Re: [PATCH] clockevents/drivers/cs5535: improve resilience to spurious interrupts

From: David Kozub
Date: Fri Oct 20 2017 - 10:59:55 EST


On Fri, 20 Oct 2017, Daniel Lezcano wrote:

On 20/10/2017 09:49, David Kozub wrote:
On Fri, 20 Oct 2017, Daniel Lezcano wrote:

On 20/10/2017 00:25, Thomas Gleixner wrote:
On Fri, 20 Oct 2017, Daniel Lezcano wrote:

On 19/10/2017 22:57, David Kozub wrote:
This solves a BUG on ALIX 2c3 where mfgpt_tick is called before
clockevents_config_and_register returns. This caused mfgpt_tick to
call a
null function pointer.

Thanks to Daniel Lezcano and Thomas Gleixner for helping me analyze
this
and suggesting a solution.

Suggested-by: Thomas Gleixner <tglx@xxxxxxxxxxxxx>
Signed-off-by: David Kozub <zub@xxxxxxxxxxxxxxxxxx>
---

Thank for sending this fix.

Can you check if the commit 8f9327cbb is the one introducing
the
regression ? So we can add the proper tags and propagate the fix to
stable.

No it's not.

-       if (cs5535_tick_mode == CLOCK_EVT_MODE_SHUTDOWN)
+       if (clockevent_state_shutdown(&cs5535_clockevent))
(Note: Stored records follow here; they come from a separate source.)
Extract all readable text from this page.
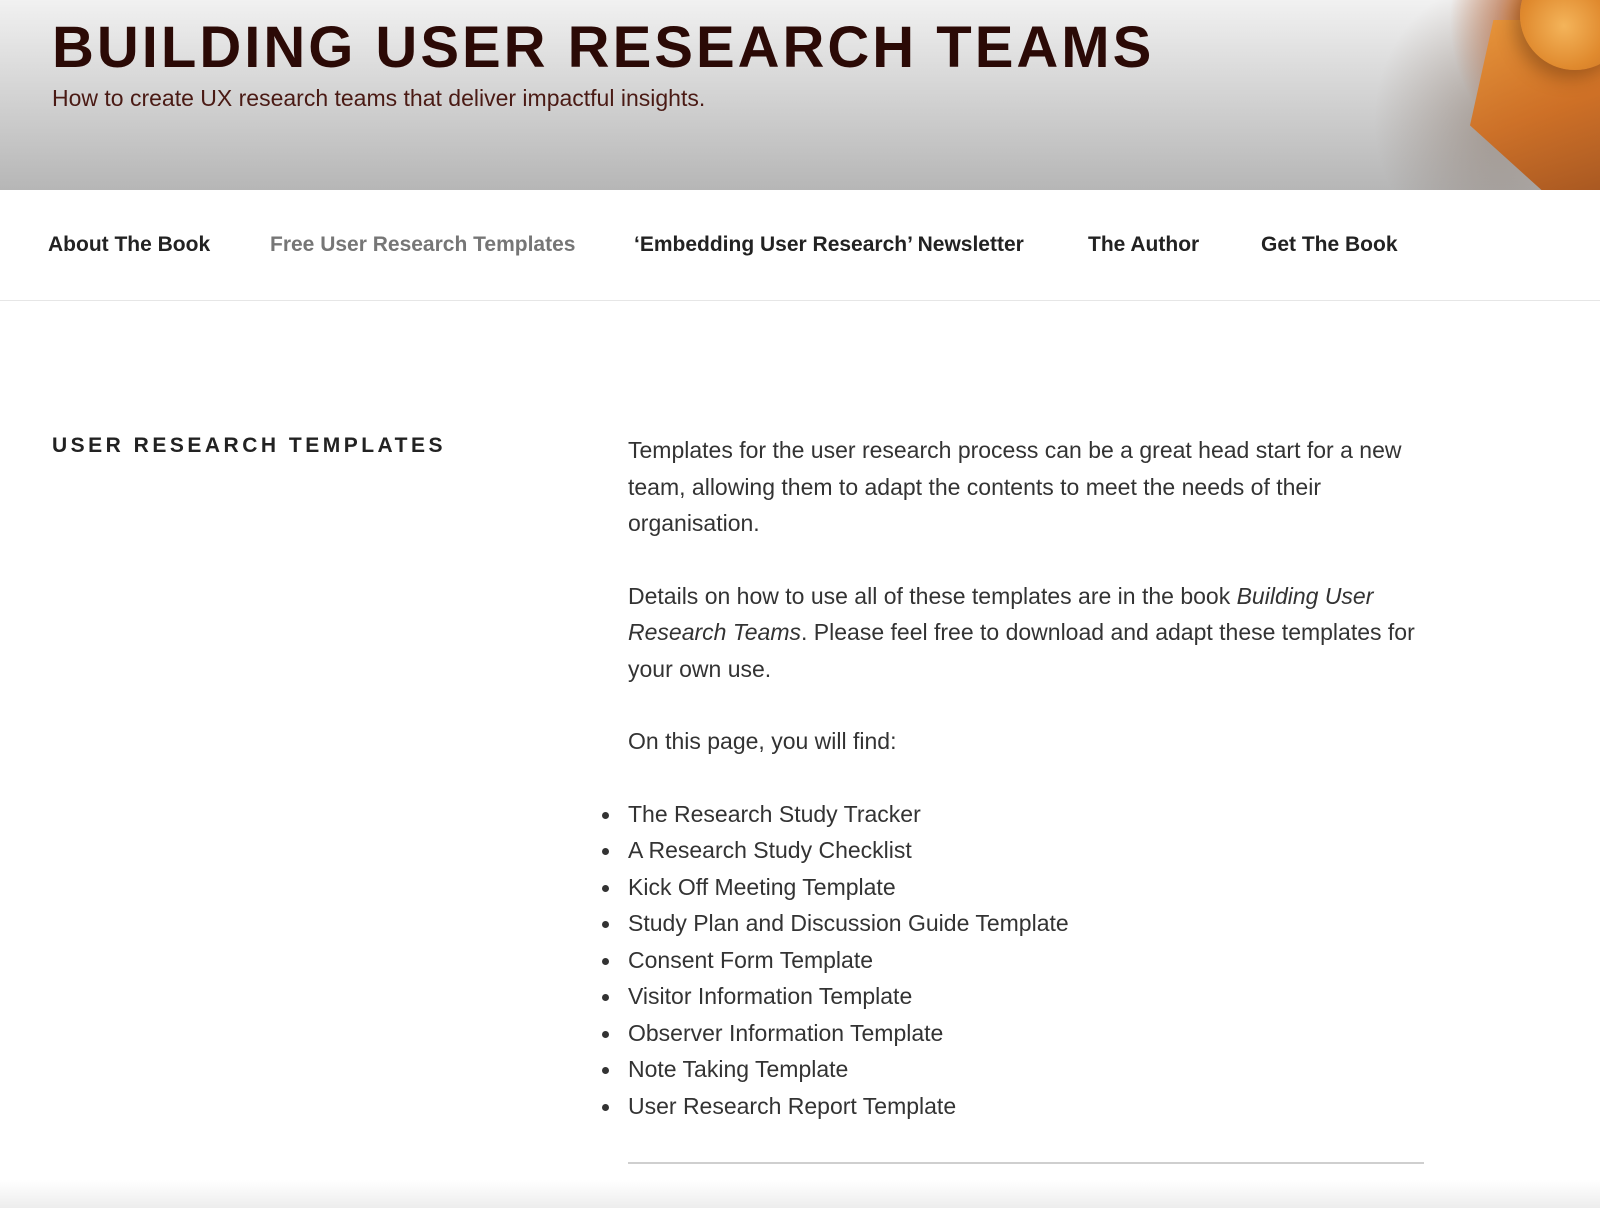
BUILDING USER RESEARCH TEAMS

How to create UX research teams that deliver impactful insights.

About The Book	Free User Research Templates	‘Embedding User Research’ Newsletter	The Author	Get The Book
USER RESEARCH TEMPLATES	Templates for the user research process can be a great head start for a new team, allowing them to adapt the contents to meet the needs of their organisation.

Details on how to use all of these templates are in the book Building User Research Teams. Please feel free to download and adapt these templates for your own use.

On this page, you will find:

The Research Study Tracker
A Research Study Checklist
Kick Off Meeting Template
Study Plan and Discussion Guide Template
Consent Form Template
Visitor Information Template
Observer Information Template
Note Taking Template
User Research Report Template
This particular problem of the missing detached state check has been
there
forever and went unnoticed for whatever reason.

The detached condition was artificially caught by the initialized
variable:

-static unsigned int cs5535_tick_mode = CLOCK_EVT_MODE_SHUTDOWN;

The patch 8f9327cbb removes the variable, so very likely this is where
the problem appeared.

I will try to test that. But I won't have access to the device till
Sunday evening. I've had big trouble trying to run kernels > 4.1-rc5 on
the device and if I'm looking correctly the commit was introduced in
4.3-rc1. But I'll try to figure something out.

David,

thanks again for taking the time to report and investigate this issue.
Usually people just give up and drop the legacy hardware without letting
us know the kernel is broken with it. So don't spend too much time with
it, just check if the commit before works, if not, just add in the log
the kernel version you noticed the breakage.
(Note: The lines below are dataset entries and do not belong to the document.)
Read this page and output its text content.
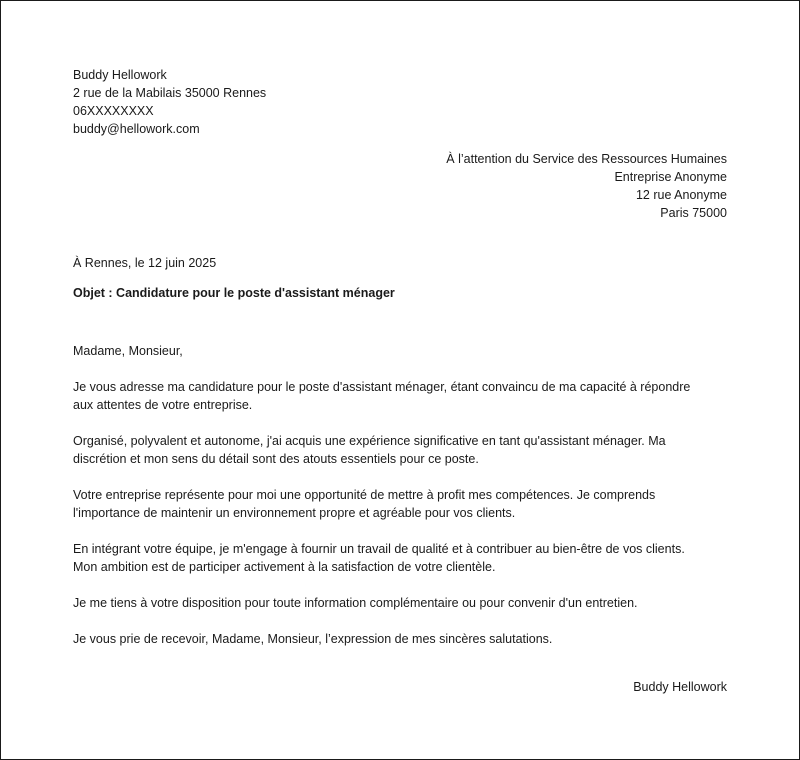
Buddy Hellowork
2 rue de la Mabilais 35000 Rennes
06XXXXXXXX
buddy@hellowork.com
À l’attention du Service des Ressources Humaines
Entreprise Anonyme
12 rue Anonyme
Paris 75000
À Rennes, le 12 juin 2025
Objet : Candidature pour le poste d'assistant ménager

Madame, Monsieur,

Je vous adresse ma candidature pour le poste d'assistant ménager, étant convaincu de ma capacité à répondre
aux attentes de votre entreprise.

Organisé, polyvalent et autonome, j'ai acquis une expérience significative en tant qu'assistant ménager. Ma
discrétion et mon sens du détail sont des atouts essentiels pour ce poste.

Votre entreprise représente pour moi une opportunité de mettre à profit mes compétences. Je comprends
l'importance de maintenir un environnement propre et agréable pour vos clients.

En intégrant votre équipe, je m'engage à fournir un travail de qualité et à contribuer au bien-être de vos clients.
Mon ambition est de participer activement à la satisfaction de votre clientèle.

Je me tiens à votre disposition pour toute information complémentaire ou pour convenir d'un entretien.

Je vous prie de recevoir, Madame, Monsieur, l’expression de mes sincères salutations.

Buddy Hellowork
In case you are interested in doing some debugging to narrow down the
offending commit and you know the versions working and not working, you
can try the command git-bisect. It will use a dichotomy approach to find
out the culprit.

Hi Daniel,

I originally didn't see this issue simply because 4.1-rc7 would not output anything on the serial on the device. For kernels >= 4.1-rc7 the kernel either reboots immediatelly or freezes, in both cases without giving any output in the serial. I tried to find the cause of this with git bisect but in the end I was none the wiser. I also suspected my build environment.

Eventually I found out the following:
* 4.1-rc6 boots OK
* 4.1-rc7 restarts immediatelly, but if I revert f18c34e48 it works but I have no idea why would this commit break anything, the commit looks OK
* 4.1 - works if I revert f18c34e48
* e75c73ad6 feeezes even after reverting f18c34e48
* 4.2-rc1 - reboots, even after reverting f18c34e48

Only recently I tried a current kernel and I was more lucky: it gave me some useful output on the serial.

To verify 8f9327cbb I was thinking I could take it and apply it onto 4.1-rc6 (if that was possible), but as Thomas suggested it might not be worth it, then I forget about that.

Thanks for all the help to you and to Thomas.

Best regards,
David